O presidente Guebuza, depois de ouvir o Conselho Constitucional, promulgou a Lei Orgânica dos Tribunais que, entre outros factos, proíbe a transmissão de imagem e som dos julgamentos.

Uma Lei, como todas as que cerceiam a liberdade individual e comunicacional, polémica e polemizada. Não me cabe a mim analisar a constitucionalidade da Lei. Somente a oportunidade da sua implementação.

É que ainda decorrem julgamentos – relembremos o que tem Anibalzinho por principal personalidade ou a da morte de uma personalidade de um Banco moçambicano – onde as palavras dos arguidos e testemunhas podem colocar o status quo do establishment em causa.
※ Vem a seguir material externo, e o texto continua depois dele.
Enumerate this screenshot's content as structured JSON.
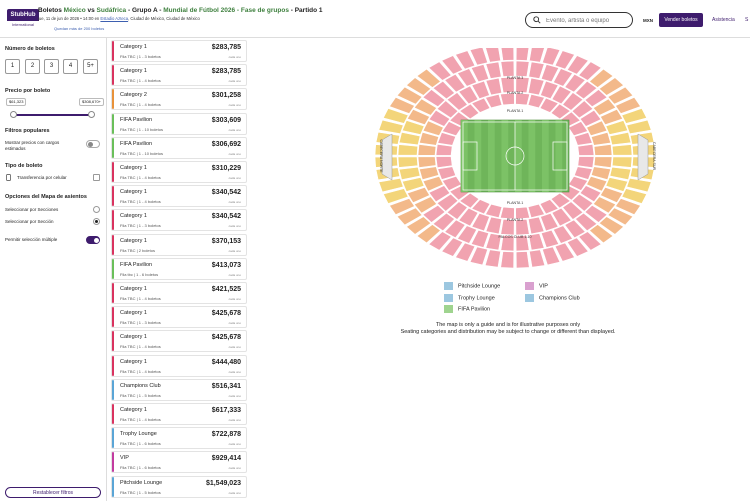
{
  "header": {
    "logo_top": "StubHub",
    "logo_bottom": "International",
    "title_prefix": "Boletos ",
    "team1": "México",
    "vs": " vs ",
    "team2": "Sudáfrica",
    "group": " - Grupo A - ",
    "tournament": "Mundial de Fútbol 2026 - Fase de grupos",
    "match": " - Partido 1",
    "date": "jue, 11 de jun de 2026 • 14:00 en ",
    "venue": "Estadio Azteca",
    "city": ", Ciudad de México, Ciudad de México",
    "remaining": "Quedan más de 200 boletos",
    "search_placeholder": "Evento, artista o equipo",
    "currency": "MXN",
    "sell_label": "Vender boletos",
    "help_label": "Asistencia",
    "user_initial": "S"
  },
  "filters": {
    "qty_title": "Número de boletos",
    "qty_options": [
      "1",
      "2",
      "3",
      "4",
      "5+"
    ],
    "price_title": "Precio por boleto",
    "price_min": "$61,323",
    "price_max": "$308,670+",
    "popular_title": "Filtros populares",
    "popular_fees_label": "Mostrar precios con cargos estimados",
    "ticket_type_title": "Tipo de boleto",
    "mobile_transfer": "Transferencia por celular",
    "seat_map_title": "Opciones del Mapa de asientos",
    "select_by_sections": "Seleccionar por Secciones",
    "select_by_section": "Seleccionar por Sección",
    "multi_select": "Permitir selección múltiple",
    "reset_label": "Restablecer filtros"
  },
  "listings": [
    {
      "name": "Category 1",
      "meta": "Fila TBC | 1 - 3 boletos",
      "price": "$283,785",
      "fee": "cada uno",
      "color": "#d9335f"
    },
    {
      "name": "Category 1",
      "meta": "Fila TBC | 1 - 4 boletos",
      "price": "$283,785",
      "fee": "cada uno",
      "color": "#d9335f"
    },
    {
      "name": "Category 2",
      "meta": "Fila TBC | 1 - 4 boletos",
      "price": "$301,258",
      "fee": "cada uno",
      "color": "#e8923a"
    },
    {
      "name": "FIFA Pavilion",
      "meta": "Fila TBC | 1 - 10 boletos",
      "price": "$303,609",
      "fee": "cada uno",
      "color": "#6abf5a"
    },
    {
      "name": "FIFA Pavilion",
      "meta": "Fila TBC | 1 - 10 boletos",
      "price": "$306,692",
      "fee": "cada uno",
      "color": "#6abf5a"
    },
    {
      "name": "Category 1",
      "meta": "Fila TBC | 1 - 4 boletos",
      "price": "$310,229",
      "fee": "cada uno",
      "color": "#d9335f"
    },
    {
      "name": "Category 1",
      "meta": "Fila TBC | 1 - 4 boletos",
      "price": "$340,542",
      "fee": "cada uno",
      "color": "#d9335f"
    },
    {
      "name": "Category 1",
      "meta": "Fila TBC | 1 - 3 boletos",
      "price": "$340,542",
      "fee": "cada uno",
      "color": "#d9335f"
    },
    {
      "name": "Category 1",
      "meta": "Fila TBC | 2 boletos",
      "price": "$370,153",
      "fee": "cada uno",
      "color": "#d9335f"
    },
    {
      "name": "FIFA Pavilion",
      "meta": "Fila tbc | 1 - 6 boletos",
      "price": "$413,073",
      "fee": "cada uno",
      "color": "#6abf5a"
    },
    {
      "name": "Category 1",
      "meta": "Fila TBC | 1 - 4 boletos",
      "price": "$421,525",
      "fee": "cada uno",
      "color": "#d9335f"
    },
    {
      "name": "Category 1",
      "meta": "Fila TBC | 1 - 3 boletos",
      "price": "$425,678",
      "fee": "cada uno",
      "color": "#d9335f"
    },
    {
      "name": "Category 1",
      "meta": "Fila TBC | 1 - 4 boletos",
      "price": "$425,678",
      "fee": "cada uno",
      "color": "#d9335f"
    },
    {
      "name": "Category 1",
      "meta": "Fila TBC | 1 - 4 boletos",
      "price": "$444,480",
      "fee": "cada uno",
      "color": "#d9335f"
    },
    {
      "name": "Champions Club",
      "meta": "Fila TBC | 1 - 5 boletos",
      "price": "$516,341",
      "fee": "cada uno",
      "color": "#5aa5d6"
    },
    {
      "name": "Category 1",
      "meta": "Fila TBC | 1 - 4 boletos",
      "price": "$617,333",
      "fee": "cada uno",
      "color": "#d9335f"
    },
    {
      "name": "Trophy Lounge",
      "meta": "Fila TBC | 1 - 6 boletos",
      "price": "$722,878",
      "fee": "cada uno",
      "color": "#5aa5d6"
    },
    {
      "name": "VIP",
      "meta": "Fila TBC | 1 - 6 boletos",
      "price": "$929,414",
      "fee": "cada uno",
      "color": "#c23b9f"
    },
    {
      "name": "Pitchside Lounge",
      "meta": "Fila TBC | 1 - 5 boletos",
      "price": "$1,549,023",
      "fee": "cada uno",
      "color": "#5aa5d6"
    }
  ],
  "map": {
    "labels": {
      "cabecera_norte": "CABECERA NORTE",
      "cabecera_sur": "CABECERA SUR",
      "planta1_top": "PLANTA 1",
      "planta1_bottom": "PLANTA 1",
      "planta2_top": "PLANTA 2",
      "planta2_bottom": "PLANTA 2",
      "planta3": "PLANTA 3",
      "palcos": "PALCOS CLUB 1-10"
    },
    "legend": [
      {
        "label": "Pitchside Lounge",
        "color": "#9cc7e0"
      },
      {
        "label": "VIP",
        "color": "#d9a0cf"
      },
      {
        "label": "Trophy Lounge",
        "color": "#9cc7e0"
      },
      {
        "label": "Champions Club",
        "color": "#9cc7e0"
      },
      {
        "label": "FIFA Pavilion",
        "color": "#9fd48f"
      }
    ],
    "note_line1": "The map is only a guide and is for illustrative purposes only",
    "note_line2": "Seating categories and distribution may be subject to change or different than displayed."
  },
  "colors": {
    "brand": "#3e1c6d",
    "category1": "#f1a3b0",
    "category2": "#f3b98a",
    "category3": "#f3d57a",
    "pitch": "#6fb55a"
  }
}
E como muito bem relembra Orlando Castro, no artigo de opinião de ontem, farinha do mesmo saco, mesmo que em fornadas diferentes, dão sempre o mesmo pão.

Por isso não surpreende que o Conselho Constitucional, onde predominam pessoas da mesma área do partido maioritário do Parlamento, tenha, à revelia dos jornalistas, do Instituto dos Mídia da África Austral (MISA) e outros analistas, considerado constitucional a polémica Lei.Mas se Portugal, um país do Mundo Livre, onde a Comunicação Social é – ou deveria – ser a consciência dos Governos e da opinião Pública, o Governo tenta criar um novo Estatuto do Jornalismo onde estes vêem alguns dos seus direitos coarctados – o presidente português vetou politicamente a lei, mas se o Governo quiser pode voltar a colocá-la, bastando, para isso, aprová-la por maioria absoluta, que o tem –, se a Alemanha, ao abrigo do santo sacro arquétipo do antiterrorismo, obriga os produtores de conteúdos informáticos a identificar, clara e inequivocamente, os detentores de correios electrónicos, facto que já levou a Google ameaçar a saída do país teutónico, se o senados dos EUA aprovaram uma lei de Bush que autoriza as autoridades policiais e governamentais espionarem, sem prévia autorização de um juiz, mensagens e telefones e estrangeiros ao abrigo da tal sacro santa lei antiterrorista (a actual panaceia dos novos orwells da actualidade) porque não os moçambicanos verem os tribunais a impedirem transmissões de imagem e som?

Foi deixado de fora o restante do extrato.